- Directed by: Wayne Harry Johnson Jr.
- Written by: Wayne Harry Johnson Jr.
- Produced by: Craig Patrick
- Starring: Jesse Rennicke; Squall Charlson; Alex Galick; Gabrielle Arrowsmith; Kaylee Williams;
- Cinematography: Mark Kasper Adam Natrop
- Edited by: Jeremy Wanek
- Music by: Pete Coleman
- Production company: Sparrowhawk Pictures
- Release date: 9 April 2018;
- Running time: 79 minutes
- Country: United States
- Language: English

= Ahockalypse =

Ahockalypse is a 2018 American zombie comedy film written and directed by Wayne Harry Johnson Jr., starring Jesse Rennicke, Squall Charlson, Alex Galick, Gabrielle Arrowsmith and Kaylee Williams.

==Release==
The film was released to VOD on 17 August 2018.

==Reception==
Matthew Solomon of PopHorror praised the performances and wrote that while the film "might not have the polish of a big-budget blockbuster" and "makes up for it with pure puck chuckles and mayhem." Daniel Wilder of HorrorFuel wrote: "The final verdict on Ahockalypse is that while there is a deficit of decent laughs and craziness in the film, it does possess plenty of zombie battlin’ action, some engaging performances, and it’s never boring so there’s that for ya."
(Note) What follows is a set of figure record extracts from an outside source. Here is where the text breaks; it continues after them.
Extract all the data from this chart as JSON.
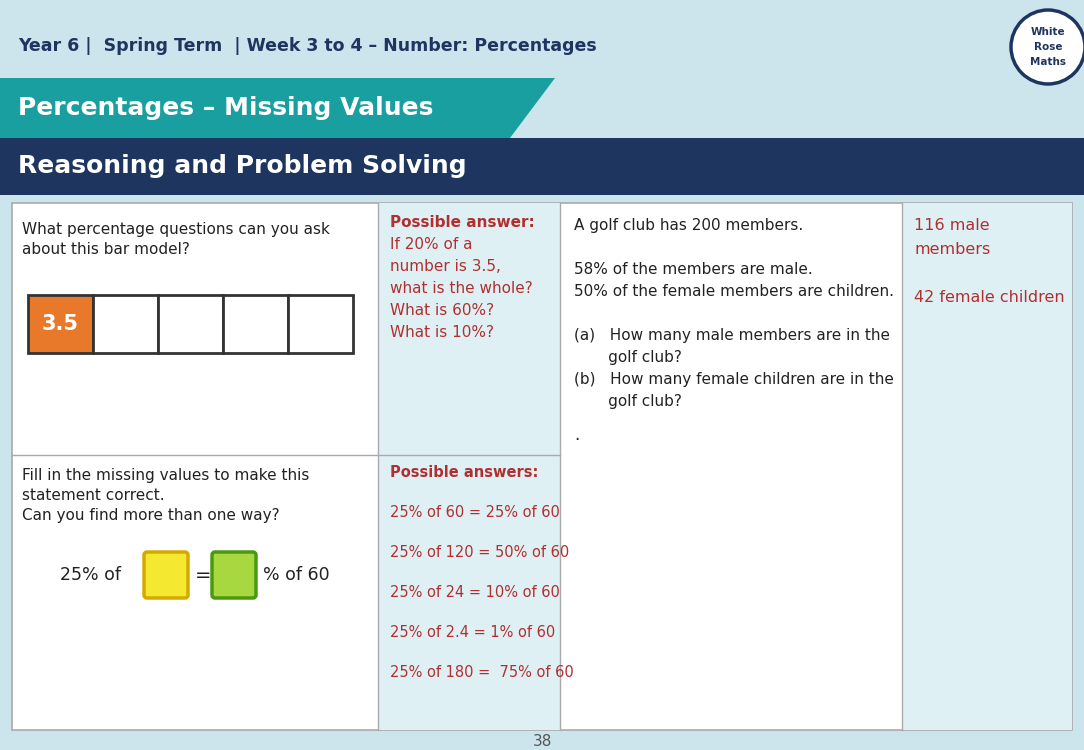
{
  "title_bar_text": "Year 6 |  Spring Term  | Week 3 to 4 – Number: Percentages",
  "teal_banner_text": "Percentages – Missing Values",
  "blue_banner_text": "Reasoning and Problem Solving",
  "bg_color": "#cce5ed",
  "teal_color": "#1a9fa0",
  "navy_color": "#1e3560",
  "white": "#ffffff",
  "answer_bg": "#dff0f5",
  "red_text": "#b03030",
  "dark_text": "#222222",
  "q1_question_line1": "What percentage questions can you ask",
  "q1_question_line2": "about this bar model?",
  "q1_answer_lines": [
    "Possible answer:",
    "If 20% of a",
    "number is 3.5,",
    "what is the whole?",
    "What is 60%?",
    "What is 10%?"
  ],
  "q2_question_lines": [
    "Fill in the missing values to make this",
    "statement correct.",
    "Can you find more than one way?"
  ],
  "q2_answer_lines": [
    "Possible answers:",
    "",
    "25% of 60 = 25% of 60",
    "",
    "25% of 120 = 50% of 60",
    "",
    "25% of 24 = 10% of 60",
    "",
    "25% of 2.4 = 1% of 60",
    "",
    "25% of 180 =  75% of 60"
  ],
  "q3_question_lines": [
    "A golf club has 200 members.",
    "",
    "58% of the members are male.",
    "50% of the female members are children.",
    "",
    "(a)   How many male members are in the",
    "       golf club?",
    "(b)   How many female children are in the",
    "       golf club?"
  ],
  "q3_answer_lines": [
    "116 male",
    "members",
    "",
    "42 female children"
  ],
  "bar_value": "3.5",
  "bar_orange": "#e8792a",
  "page_number": "38",
  "yellow_box_fill": "#f5e830",
  "yellow_box_edge": "#d4aa00",
  "green_box_fill": "#a8d840",
  "green_box_edge": "#4a9910"
}
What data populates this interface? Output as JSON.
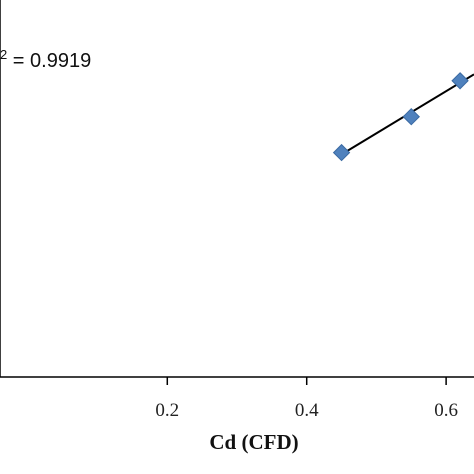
{
  "chart_data": {
    "type": "scatter",
    "title": "",
    "xlabel": "Cd (CFD)",
    "ylabel": "",
    "xlim": [
      -0.04,
      0.64
    ],
    "ylim": [
      0.3,
      0.72
    ],
    "x_ticks": [
      0.2,
      0.4,
      0.6
    ],
    "x_tick_labels": [
      "0.2",
      "0.4",
      "0.6"
    ],
    "grid": false,
    "legend": "none",
    "series": [
      {
        "points": [
          {
            "x": 0.45,
            "y": 0.55
          },
          {
            "x": 0.55,
            "y": 0.59
          },
          {
            "x": 0.62,
            "y": 0.63
          }
        ],
        "marker": "diamond",
        "color": "#4f81bd"
      }
    ],
    "trendline": {
      "type": "linear",
      "x_range": [
        0.45,
        0.64
      ],
      "slope": 0.469,
      "intercept": 0.337,
      "color": "#000000",
      "r2_text_partial": "2 = 0.9919"
    }
  }
}
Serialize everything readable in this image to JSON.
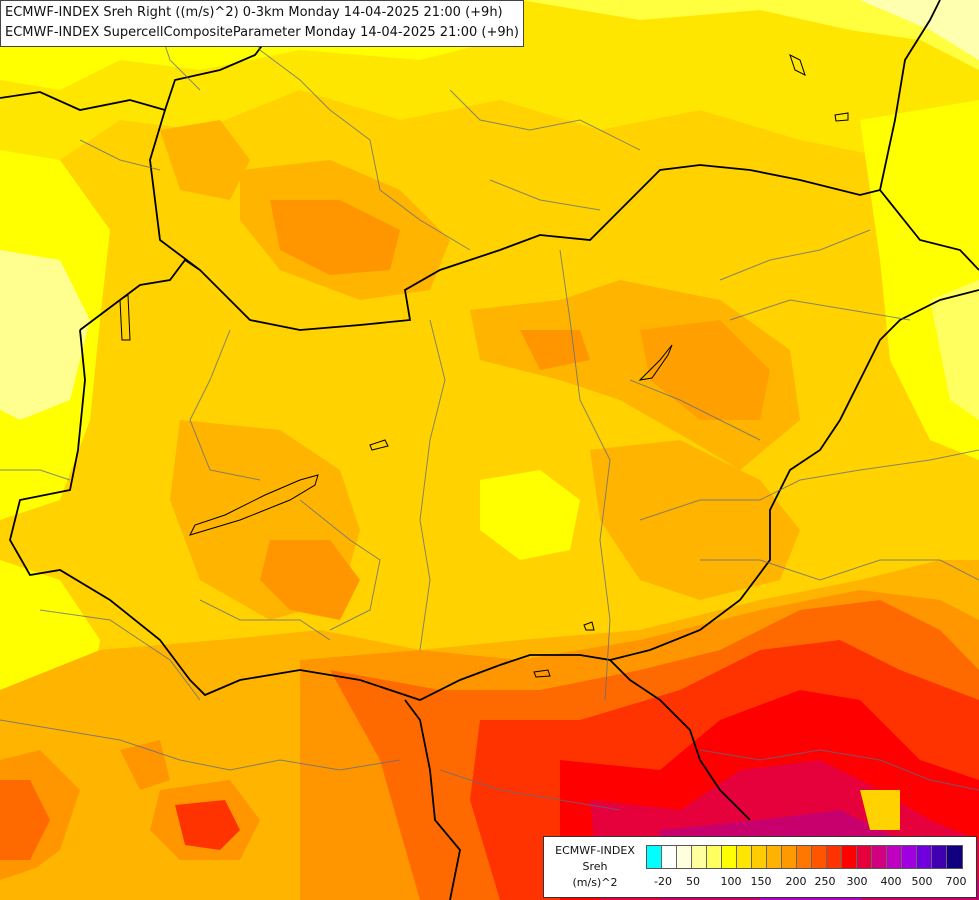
{
  "header": {
    "line1": "ECMWF-INDEX Sreh Right ((m/s)^2) 0-3km Monday 14-04-2025 21:00 (+9h)",
    "line2": "ECMWF-INDEX SupercellCompositeParameter Monday 14-04-2025 21:00 (+9h)"
  },
  "legend": {
    "title_line1": "ECMWF-INDEX",
    "title_line2": "Sreh",
    "title_line3": "(m/s)^2",
    "colors": [
      "#00ffff",
      "#ffffff",
      "#ffffe0",
      "#ffffa0",
      "#ffff60",
      "#ffff00",
      "#ffe600",
      "#ffcc00",
      "#ffb300",
      "#ff9900",
      "#ff7700",
      "#ff5500",
      "#ff3300",
      "#ff0000",
      "#e6003c",
      "#d0007f",
      "#c000c0",
      "#a000e0",
      "#7000e0",
      "#4000b0",
      "#100080"
    ],
    "labels": [
      "-20",
      "50",
      "100",
      "150",
      "200",
      "250",
      "300",
      "400",
      "500",
      "700"
    ]
  },
  "map": {
    "fill_colors": {
      "pale_yellow": "#ffff80",
      "yellow": "#ffff00",
      "light_orange": "#ffd200",
      "orange": "#ffb400",
      "dark_orange": "#ff9600",
      "red_orange": "#ff6a00",
      "red": "#ff2200",
      "crimson": "#e6003c",
      "magenta": "#c8006e",
      "violet": "#b400c8"
    }
  }
}
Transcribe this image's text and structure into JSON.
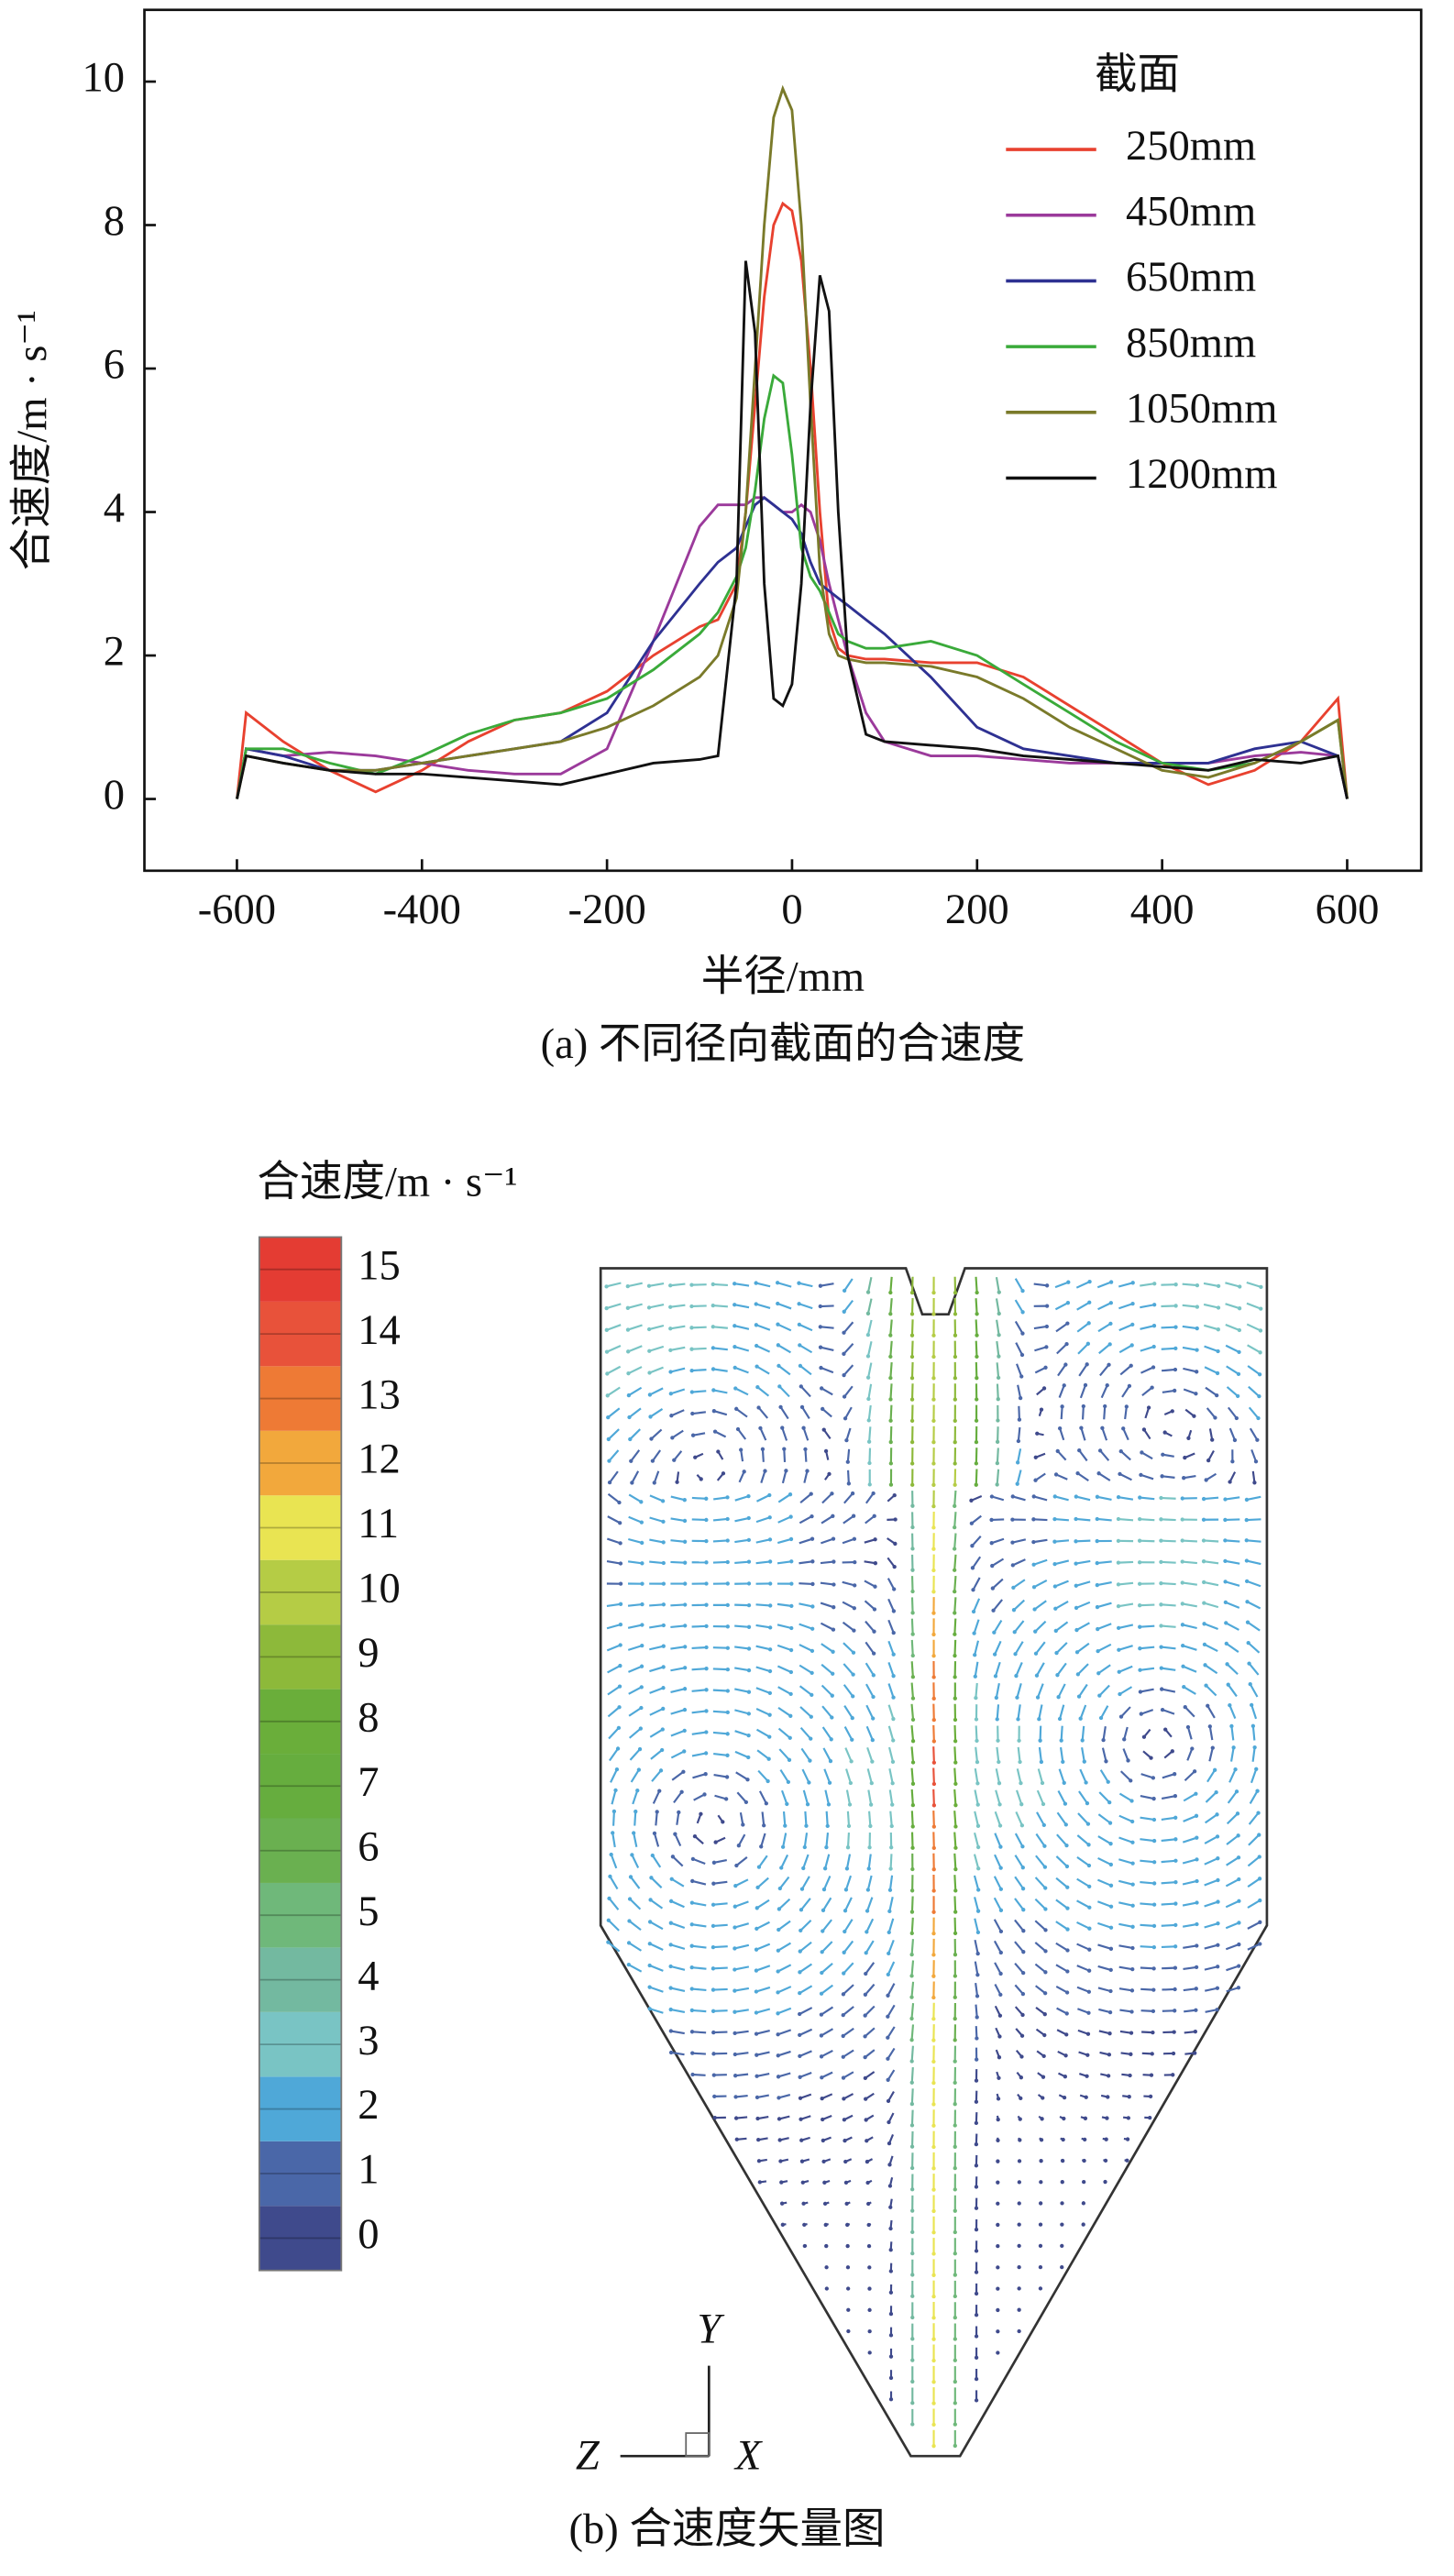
{
  "chart_data": [
    {
      "type": "line",
      "ylabel": "合速度/m · s⁻¹",
      "xlabel": "半径/mm",
      "caption": "(a) 不同径向截面的合速度",
      "legend_title": "截面",
      "legend": "upper right",
      "xlim": [
        -700,
        680
      ],
      "ylim": [
        -1,
        11
      ],
      "xticks": [
        -600,
        -400,
        -200,
        0,
        200,
        400,
        600
      ],
      "yticks": [
        0,
        2,
        4,
        6,
        8,
        10
      ],
      "x": [
        -600,
        -590,
        -550,
        -500,
        -450,
        -400,
        -350,
        -300,
        -250,
        -200,
        -150,
        -100,
        -80,
        -60,
        -50,
        -40,
        -30,
        -20,
        -10,
        0,
        10,
        20,
        30,
        40,
        50,
        60,
        80,
        100,
        150,
        200,
        250,
        300,
        350,
        400,
        450,
        500,
        550,
        590,
        600
      ],
      "series": [
        {
          "name": "250mm",
          "color": "#e8412f",
          "values": [
            0,
            1.2,
            0.8,
            0.4,
            0.1,
            0.4,
            0.8,
            1.1,
            1.2,
            1.5,
            2.0,
            2.4,
            2.5,
            3.0,
            4.0,
            5.5,
            7.0,
            8.0,
            8.3,
            8.2,
            7.5,
            6.0,
            4.0,
            2.5,
            2.1,
            2.0,
            1.95,
            1.95,
            1.9,
            1.9,
            1.7,
            1.3,
            0.9,
            0.5,
            0.2,
            0.4,
            0.8,
            1.4,
            0
          ]
        },
        {
          "name": "450mm",
          "color": "#9b3a9b",
          "values": [
            0,
            0.7,
            0.6,
            0.65,
            0.6,
            0.5,
            0.4,
            0.35,
            0.35,
            0.7,
            2.2,
            3.8,
            4.1,
            4.1,
            4.1,
            4.2,
            4.2,
            4.1,
            4.0,
            4.0,
            4.1,
            4.0,
            3.6,
            3.0,
            2.5,
            2.0,
            1.2,
            0.8,
            0.6,
            0.6,
            0.55,
            0.5,
            0.5,
            0.5,
            0.5,
            0.6,
            0.65,
            0.6,
            0
          ]
        },
        {
          "name": "650mm",
          "color": "#2e3192",
          "values": [
            0,
            0.7,
            0.6,
            0.4,
            0.4,
            0.5,
            0.6,
            0.7,
            0.8,
            1.2,
            2.2,
            3.0,
            3.3,
            3.5,
            3.8,
            4.1,
            4.2,
            4.1,
            4.0,
            3.9,
            3.7,
            3.3,
            3.0,
            2.9,
            2.8,
            2.7,
            2.5,
            2.3,
            1.7,
            1.0,
            0.7,
            0.6,
            0.5,
            0.5,
            0.5,
            0.7,
            0.8,
            0.6,
            0
          ]
        },
        {
          "name": "850mm",
          "color": "#3aaa3a",
          "values": [
            0,
            0.7,
            0.7,
            0.5,
            0.35,
            0.6,
            0.9,
            1.1,
            1.2,
            1.4,
            1.8,
            2.3,
            2.6,
            3.1,
            3.5,
            4.3,
            5.3,
            5.9,
            5.8,
            4.8,
            3.5,
            3.1,
            2.9,
            2.6,
            2.3,
            2.2,
            2.1,
            2.1,
            2.2,
            2.0,
            1.6,
            1.2,
            0.8,
            0.5,
            0.4,
            0.5,
            0.8,
            1.1,
            0
          ]
        },
        {
          "name": "1050mm",
          "color": "#7a7a2a",
          "values": [
            0,
            0.6,
            0.5,
            0.4,
            0.4,
            0.5,
            0.6,
            0.7,
            0.8,
            1.0,
            1.3,
            1.7,
            2.0,
            2.8,
            4.0,
            6.0,
            8.0,
            9.5,
            9.9,
            9.6,
            8.0,
            5.5,
            3.2,
            2.3,
            2.0,
            1.95,
            1.9,
            1.9,
            1.85,
            1.7,
            1.4,
            1.0,
            0.7,
            0.4,
            0.3,
            0.5,
            0.8,
            1.1,
            0
          ]
        },
        {
          "name": "1200mm",
          "color": "#111111",
          "values": [
            0,
            0.6,
            0.5,
            0.4,
            0.35,
            0.35,
            0.3,
            0.25,
            0.2,
            0.35,
            0.5,
            0.55,
            0.6,
            3.0,
            7.5,
            6.5,
            3.0,
            1.4,
            1.3,
            1.6,
            3.0,
            5.5,
            7.3,
            6.8,
            4.0,
            2.0,
            0.9,
            0.8,
            0.75,
            0.7,
            0.6,
            0.55,
            0.5,
            0.45,
            0.4,
            0.55,
            0.5,
            0.6,
            0
          ]
        }
      ]
    },
    {
      "type": "colorbar",
      "title": "合速度/m · s⁻¹",
      "caption": "(b) 合速度矢量图",
      "triad": {
        "y": "Y",
        "z": "Z",
        "x": "X"
      },
      "ylim": [
        -0.5,
        15.5
      ],
      "ticks": [
        0,
        1,
        2,
        3,
        4,
        5,
        6,
        7,
        8,
        9,
        10,
        11,
        12,
        13,
        14,
        15
      ],
      "colors": [
        "#3f4a8c",
        "#4a67a8",
        "#4fa8d8",
        "#79c4c4",
        "#73b9a0",
        "#6fb87a",
        "#6ab050",
        "#66ad3e",
        "#6aae3a",
        "#8db93a",
        "#b5cc45",
        "#e9e452",
        "#f2a83c",
        "#ee7a35",
        "#e8523a",
        "#e43c33"
      ]
    }
  ]
}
J. Hurtado of ScreenAnarchy opined that it is "as if they couldn't decide if they wanted to make the film a series of loosely connected gags or an actual film in which the characters are meant to draw our empathy" and that it "ails on both counts, not delivering memorable enough gags, nor characters with whom we are interested in spending eighty minutes." Laura D. Girolamo of Exclaim! gave the film a score of 2/10 and wrote: "Playing off shoddy work and a lack of attention to detail with regards to not only the effects, but writing and directing, as just something genre audiences should come to expect from pulpy B-movies is downright offensive." Michael Gingold of Rue Morgue called it a "staggeringly unfunny mix of sports and zombies that qualifies only as an 80-minute foul."